Kapasitas Mental Pelaku Tindak Pidana dalam Hukum Pidana

Berita mengenai seorang ibu berinisial KU yang tega membunuh ketiga anaknya di Brebes membuat isu kesehatan mental dalam hukum pidana menjadi perhatian serius bagi seluruh Aparat Penegak Hukum. Orang yang kesehatan mentalnya terganggu akan mengalami kesulitan dalam mengendalikan diri, perilaku, emosi, dan pikirannya sehingga dapat melakukan perbuatan yang melanggar hukum. Kepala Kepolisian Resor Brebes, AKBP Faisal Febrianto, menjelaskan pelaku saat dilakukan pemeriksaan awal selalu berubah-ubah pernyataannya dan tidak fokus sehingga polisi membawa KU ke rumah sakit untuk dilakukan pemeriksaan kesehatan jiwa.  

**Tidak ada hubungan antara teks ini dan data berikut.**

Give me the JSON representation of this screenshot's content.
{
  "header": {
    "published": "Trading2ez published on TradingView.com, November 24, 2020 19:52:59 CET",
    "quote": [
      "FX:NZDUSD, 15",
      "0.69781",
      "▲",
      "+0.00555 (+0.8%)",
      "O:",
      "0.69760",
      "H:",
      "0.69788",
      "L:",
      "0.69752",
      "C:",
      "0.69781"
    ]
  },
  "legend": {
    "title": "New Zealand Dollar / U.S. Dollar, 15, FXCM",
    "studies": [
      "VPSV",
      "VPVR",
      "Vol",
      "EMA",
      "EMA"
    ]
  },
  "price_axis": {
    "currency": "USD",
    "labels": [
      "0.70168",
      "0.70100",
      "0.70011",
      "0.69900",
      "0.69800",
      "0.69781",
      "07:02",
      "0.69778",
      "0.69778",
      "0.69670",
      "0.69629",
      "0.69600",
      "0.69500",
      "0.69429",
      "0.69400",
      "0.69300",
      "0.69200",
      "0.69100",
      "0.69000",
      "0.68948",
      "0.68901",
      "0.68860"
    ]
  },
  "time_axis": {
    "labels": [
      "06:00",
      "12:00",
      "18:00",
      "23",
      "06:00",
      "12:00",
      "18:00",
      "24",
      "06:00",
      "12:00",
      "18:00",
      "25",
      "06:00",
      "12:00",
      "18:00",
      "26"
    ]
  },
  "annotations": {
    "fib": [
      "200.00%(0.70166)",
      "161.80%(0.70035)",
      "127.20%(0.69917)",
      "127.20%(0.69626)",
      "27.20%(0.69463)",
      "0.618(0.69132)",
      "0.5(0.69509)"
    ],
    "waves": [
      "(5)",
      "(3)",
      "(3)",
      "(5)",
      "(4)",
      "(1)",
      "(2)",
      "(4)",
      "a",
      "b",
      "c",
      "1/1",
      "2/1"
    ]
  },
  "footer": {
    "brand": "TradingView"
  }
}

Undang-Undang RI Nomor 18 Tahun 2014 tentang Kesehatan Jiwa (UU KJ), Pasal 71 ayat (1) menyatakan bahwa “Untuk kepentingan penegakan hukum, seseorang yang diduga Orang Dengan Gangguan Jiwa (ODGJ) yang melakukan tindak pidana harus mendapatkan pemeriksaan kesehatan jiwa. Pemeriksaan kesehatan jiwa adalah serangkaian kegiatan dari pelayanan kesehatan jiwa yang dilakukan untuk menilai kondisi kesehatan jiwa seseorang sesuai Pasal 1 ayat (1) Peraturan Menteri Kesehatan RI Nomor 77 Tahun 2015 tentang Pedoman Pemeriksaan Kesehatan Jiwa untuk Kepentingan Penegakan Hukum. Pemeriksaan tersebut dilakukan untuk memastikan kapasitas mental seseorang dalam hukum pidana di mana seseorang yang melakukan pelanggaran hukum memahami karakter dan konsekuensi dari tindakannya.

Dalam UU KJ Pasal 1 ayat (2) menjelaskan Orang Dengan Masalah Kejiwaan (ODMK) adalah individu yang mempunyai masalah fisik, mental, sosial, pertumbuhan dan perkembangan, dan/atau kualitas hidup sehingga memiliki risiko mengalami gangguan jiwa dan Pasal 1 ayat (3) menyatakan ODGJ adalah orang yang mengalami gangguan dalam pikiran, perilaku, dan perasaan yang termanifestasi dalam bentuk sekumpulan gejala dan/atau perubahan perilaku yang bermakna, serta dapat menimbulkan penderitaan dan hambatan dalam menjalankan fungsi orang sebagai manusia. ODMK dan ODGJ memiliki kondisi kesehatan jiwa yang kurang atau tidak sehat.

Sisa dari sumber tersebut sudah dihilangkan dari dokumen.